The reviewers who care most about quality will be the first to burn out, because they are the ones who read everything instead of skimming. Either you make human feedback unnecessary, or you make it instant.

So what does one do about this review bottleneck?

This is the crux of the problem, the very point where we are forced to decide whether we will hold a tight grip on these long-standing practices and push those senior reviewers to their tethers' ends with unrelenting AI reviews (often slop). Or clear the AI on its path of disruption and we adapt accordingly.

On one end of the spectrum, we could double down on existing engineering practices. Humans review everything. This may be most comforting as it may give the most objective confidence to responsible humans that quality is where it needs to be.

It simply doesn't scale. There is too much code being generated, and reading/reviewing only does not give the same in-depth understanding of what was built if the humans were building it too. So things will and do slip through.
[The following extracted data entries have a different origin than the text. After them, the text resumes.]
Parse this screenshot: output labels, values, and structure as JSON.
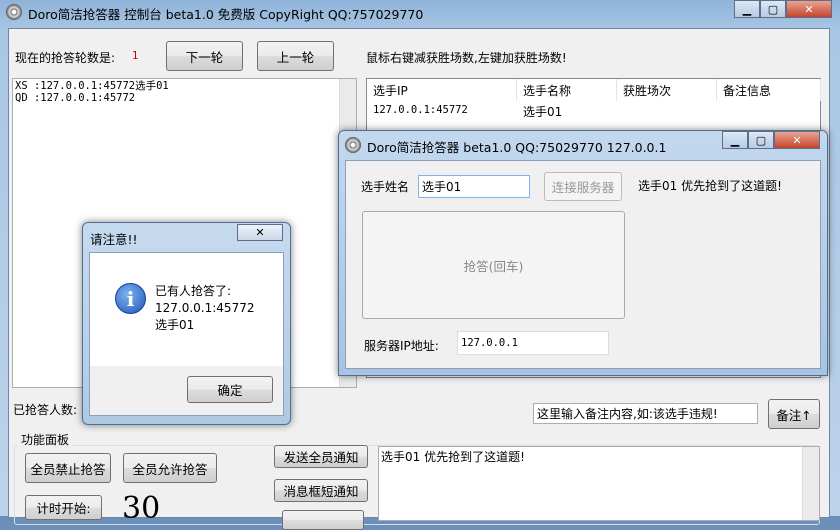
{
  "main": {
    "title": "Doro简洁抢答器 控制台 beta1.0 免费版  CopyRight QQ:757029770",
    "round_label": "现在的抢答轮数是:",
    "round_value": "1",
    "next_round": "下一轮",
    "prev_round": "上一轮",
    "hint": "鼠标右键减获胜场数,左键加获胜场数!",
    "log": [
      "XS :127.0.0.1:45772选手01",
      "QD :127.0.0.1:45772"
    ],
    "table": {
      "columns": [
        "选手IP",
        "选手名称",
        "获胜场次",
        "备注信息"
      ],
      "rows": [
        [
          "127.0.0.1:45772",
          "选手01",
          "",
          ""
        ]
      ]
    },
    "answered_label": "已抢答人数:",
    "note_input": "这里输入备注内容,如:该选手违规!",
    "note_button": "备注↑",
    "panel_title": "功能面板",
    "ban_all": "全员禁止抢答",
    "allow_all": "全员允许抢答",
    "send_notice": "发送全员通知",
    "msgbox_notice": "消息框短通知",
    "timer_start": "计时开始:",
    "timer_value": "30",
    "message_log": "选手01 优先抢到了这道题!"
  },
  "client": {
    "title": "Doro简洁抢答器 beta1.0 QQ:75029770  127.0.0.1",
    "name_label": "选手姓名",
    "name_value": "选手01",
    "connect_button": "连接服务器",
    "status": "选手01  优先抢到了这道题!",
    "buzz_button": "抢答(回车)",
    "ip_label": "服务器IP地址:",
    "ip_value": "127.0.0.1"
  },
  "dialog": {
    "title": "请注意!!",
    "lines": [
      "已有人抢答了:",
      "127.0.0.1:45772",
      "选手01"
    ],
    "ok": "确定"
  }
}
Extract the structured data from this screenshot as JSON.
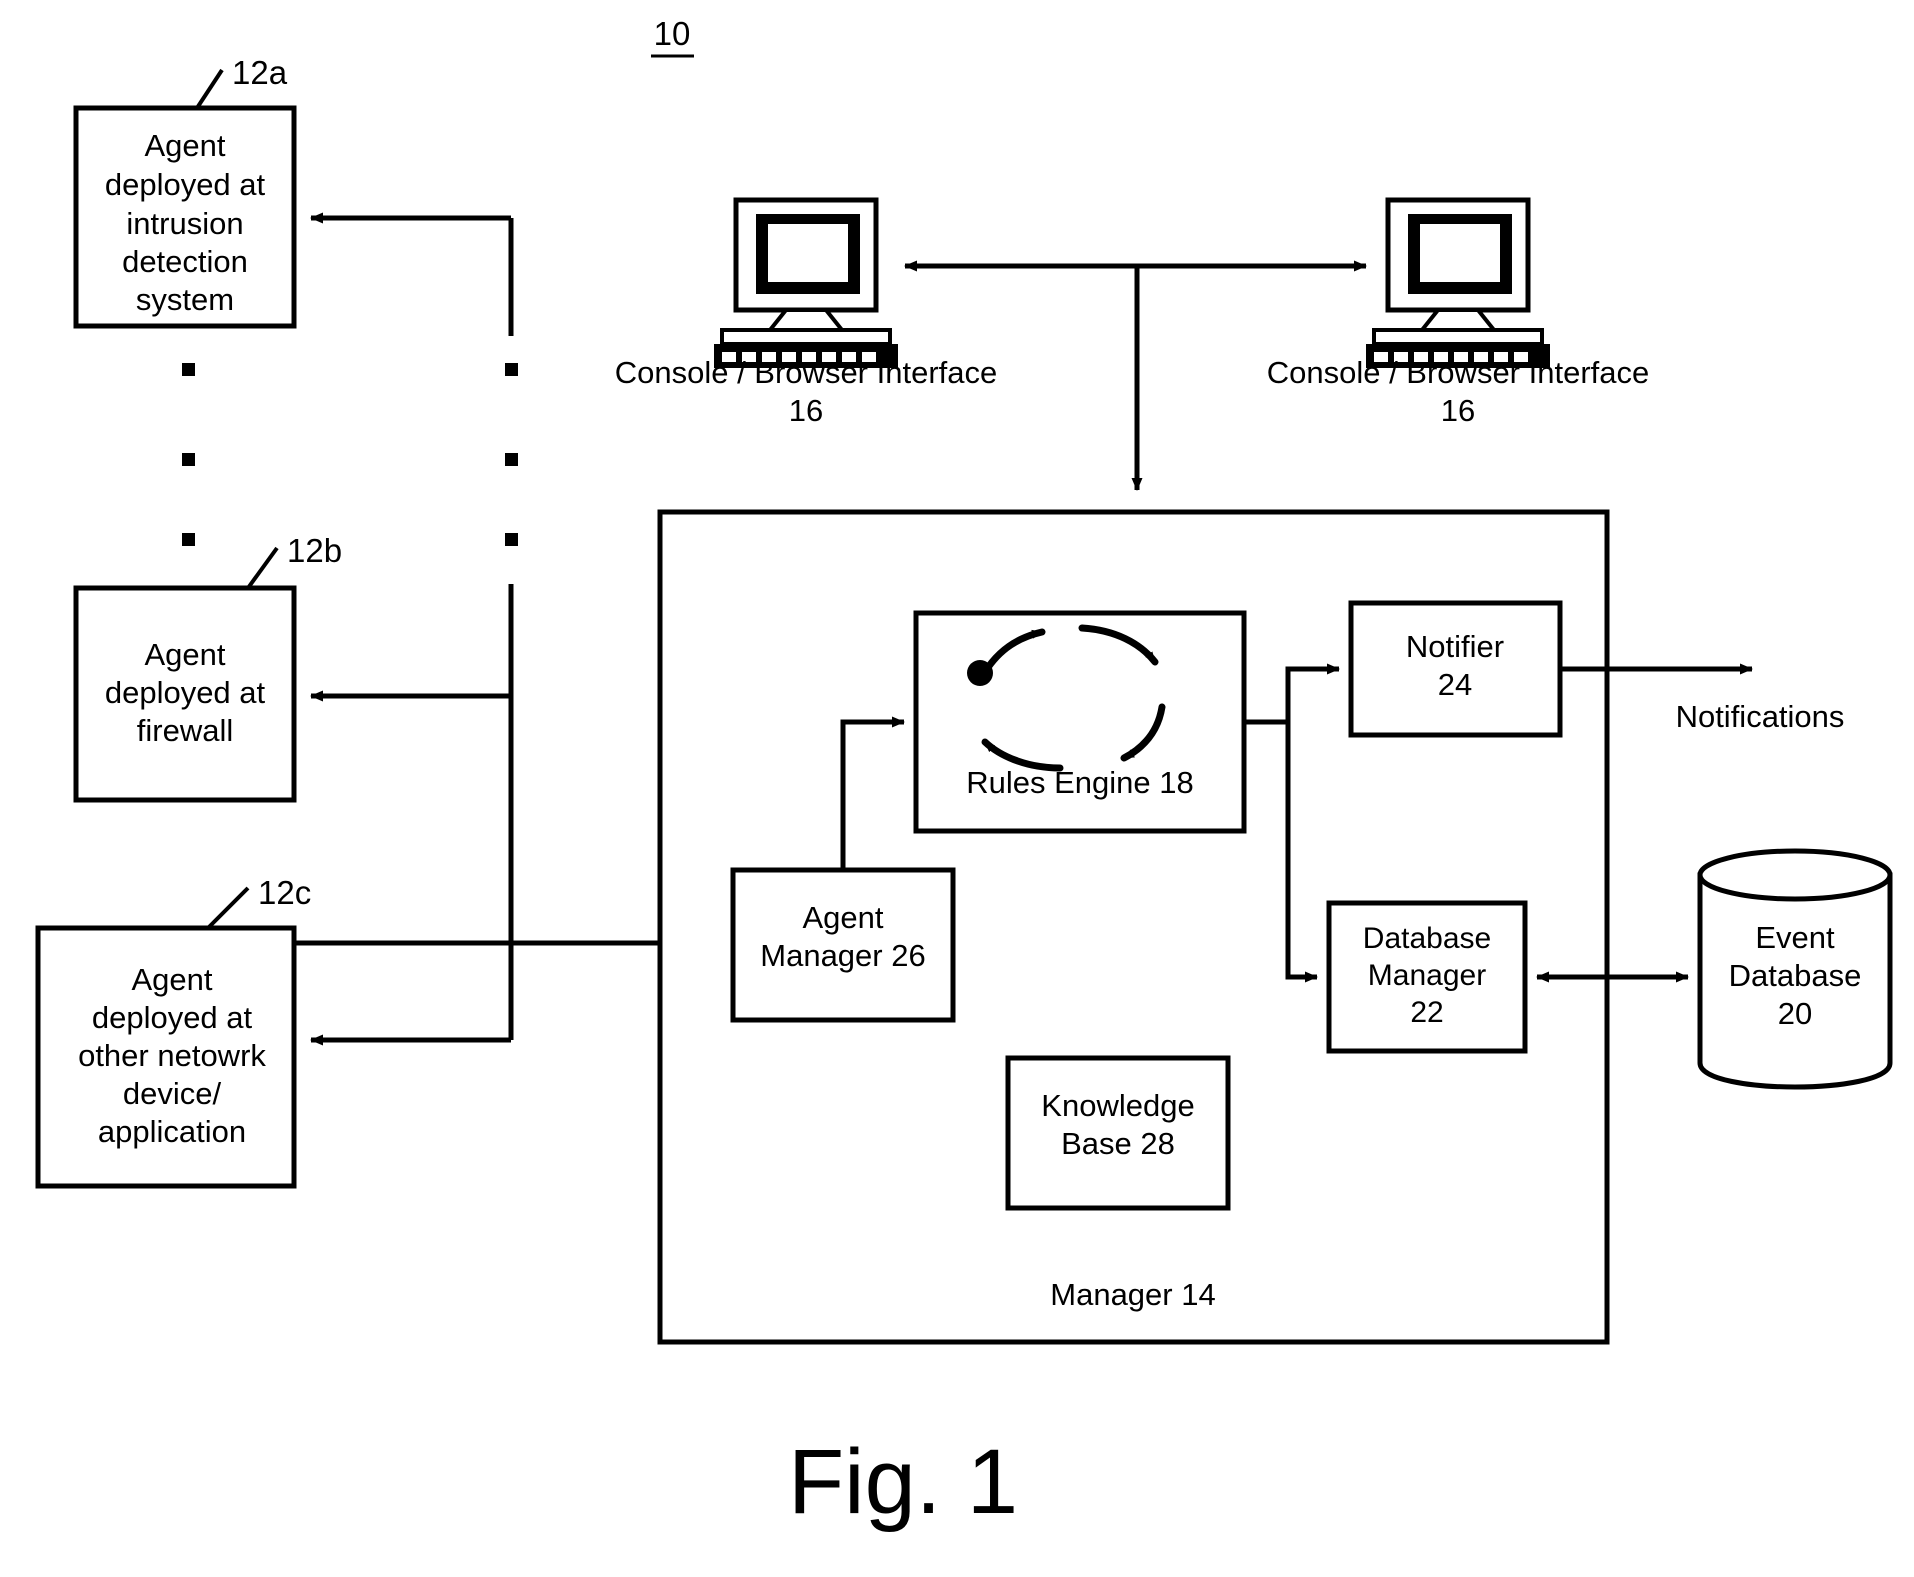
{
  "figure": {
    "number_label": "10",
    "caption": "Fig. 1",
    "system_box_label": "Manager 14"
  },
  "agents": [
    {
      "ref": "12a",
      "lines": [
        "Agent",
        "deployed at",
        "intrusion",
        "detection",
        "system"
      ]
    },
    {
      "ref": "12b",
      "lines": [
        "Agent",
        "deployed at",
        "firewall"
      ]
    },
    {
      "ref": "12c",
      "lines": [
        "Agent",
        "deployed at",
        "other netowrk",
        "device/",
        "application"
      ]
    }
  ],
  "consoles": [
    {
      "label": "Console / Browser Interface",
      "ref": "16",
      "icon": "desktop-computer-icon"
    },
    {
      "label": "Console / Browser Interface",
      "ref": "16",
      "icon": "desktop-computer-icon"
    }
  ],
  "manager_components": {
    "rules_engine": {
      "label": "Rules Engine 18",
      "icon": "cycle-arrows-icon"
    },
    "agent_manager": {
      "lines": [
        "Agent",
        "Manager 26"
      ]
    },
    "knowledge_base": {
      "lines": [
        "Knowledge",
        "Base 28"
      ]
    },
    "notifier": {
      "lines": [
        "Notifier",
        "24"
      ]
    },
    "database_manager": {
      "lines": [
        "Database",
        "Manager",
        "22"
      ]
    }
  },
  "external": {
    "event_database": {
      "lines": [
        "Event",
        "Database",
        "20"
      ],
      "icon": "database-cylinder-icon"
    },
    "notifications_label": "Notifications"
  },
  "ellipsis_dots": {
    "count_left": 3,
    "count_right": 3
  },
  "colors": {
    "ink": "#000000",
    "paper": "#ffffff"
  }
}
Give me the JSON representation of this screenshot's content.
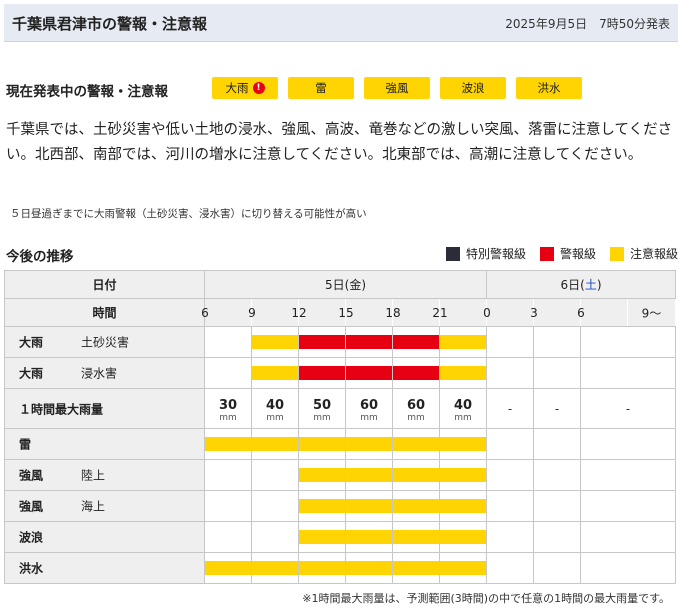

Or alternatively we give in and loosen the quality/review gates without additional steps. This risks pushing low quality, architecturally deficient, bug infested code that no one understands into production. The instant gain was real, breakneck delivery speeds. Even the Product Manager has something to push to production. But the theory of constraints just pushes the bottleneck downstream, right into production where it hurts the most and is the hardest to unwind.